Outro arguido de renome, Ricardo Salgado, embora avistado a passear na Sardenha no verão passado, não se esqueceu de cumprir a lei e de comunicar a ausência no estrangeiro.
Passaram quase oito anos desde que o Banco de Portugal tomou o controlo do BES e anunciou a sua separação em duas entidades distintas: o ‘banco bom’, que deu origem ao Novo Banco, e o ‘banco mau’, com os chamados ativos tóxicos.
Condenado em primeira instância num processo extraído da Operação Marquês, Salgado chegou a um beco da sua ‘via sacra’, se o recurso da defesa e o alegado alzheimer não o livrarem da prisão.
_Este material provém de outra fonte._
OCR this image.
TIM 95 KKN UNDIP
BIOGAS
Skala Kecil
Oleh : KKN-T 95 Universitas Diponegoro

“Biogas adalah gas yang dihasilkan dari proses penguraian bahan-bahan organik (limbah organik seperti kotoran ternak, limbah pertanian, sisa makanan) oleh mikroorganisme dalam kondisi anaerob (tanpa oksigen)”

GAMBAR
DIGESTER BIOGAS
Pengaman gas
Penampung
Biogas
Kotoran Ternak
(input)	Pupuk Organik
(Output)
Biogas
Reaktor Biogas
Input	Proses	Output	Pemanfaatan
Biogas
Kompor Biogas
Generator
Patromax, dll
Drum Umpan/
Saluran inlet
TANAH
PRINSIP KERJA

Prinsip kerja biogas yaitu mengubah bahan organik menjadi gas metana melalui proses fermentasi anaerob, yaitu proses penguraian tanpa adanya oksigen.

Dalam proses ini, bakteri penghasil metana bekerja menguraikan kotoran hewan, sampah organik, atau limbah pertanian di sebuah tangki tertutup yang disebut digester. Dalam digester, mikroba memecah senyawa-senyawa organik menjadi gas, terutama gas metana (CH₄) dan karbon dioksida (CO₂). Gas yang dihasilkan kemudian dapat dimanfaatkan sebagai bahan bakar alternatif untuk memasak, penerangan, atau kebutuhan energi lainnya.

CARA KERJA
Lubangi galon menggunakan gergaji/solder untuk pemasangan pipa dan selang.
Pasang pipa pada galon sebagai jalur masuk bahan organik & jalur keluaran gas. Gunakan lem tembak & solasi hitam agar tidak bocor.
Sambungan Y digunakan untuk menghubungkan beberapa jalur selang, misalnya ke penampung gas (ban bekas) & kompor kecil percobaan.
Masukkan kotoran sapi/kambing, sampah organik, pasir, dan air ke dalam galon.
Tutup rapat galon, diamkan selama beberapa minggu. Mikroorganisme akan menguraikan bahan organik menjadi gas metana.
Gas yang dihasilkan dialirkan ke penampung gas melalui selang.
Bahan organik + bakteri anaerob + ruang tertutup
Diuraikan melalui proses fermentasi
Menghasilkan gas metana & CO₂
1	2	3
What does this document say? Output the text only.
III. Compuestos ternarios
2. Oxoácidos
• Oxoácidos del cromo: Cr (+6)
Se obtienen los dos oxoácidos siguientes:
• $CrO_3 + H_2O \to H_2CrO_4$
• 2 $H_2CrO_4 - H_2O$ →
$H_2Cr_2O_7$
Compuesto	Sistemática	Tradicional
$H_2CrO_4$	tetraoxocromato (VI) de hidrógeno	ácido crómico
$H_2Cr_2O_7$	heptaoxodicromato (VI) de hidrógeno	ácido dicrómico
Por fim, o Presidente da República optou por uma nova leitura das suas competências neste segundo mandato.
Além de ‘comentar’ quase diariamente nas televisões tudo quanto ‘mexa’, chegou ao ponto de considerar que o país pode ser um «beneficiário líquido» por estar «longínquo da guerra» na Ucrânia, defendendo que «o inteligente é saber aproveitar essa ocasião». Sobraram as perplexidades.
Se tudo isto – juntamente com a exuberância presidencial na visita a Timor –, não for kafkiano, já não faltará muito.
Valha-nos a covid para ‘anestesiar’ os portugueses de forma a não perceberem que estamos a ficar um país ‘sem rei… nem roque’.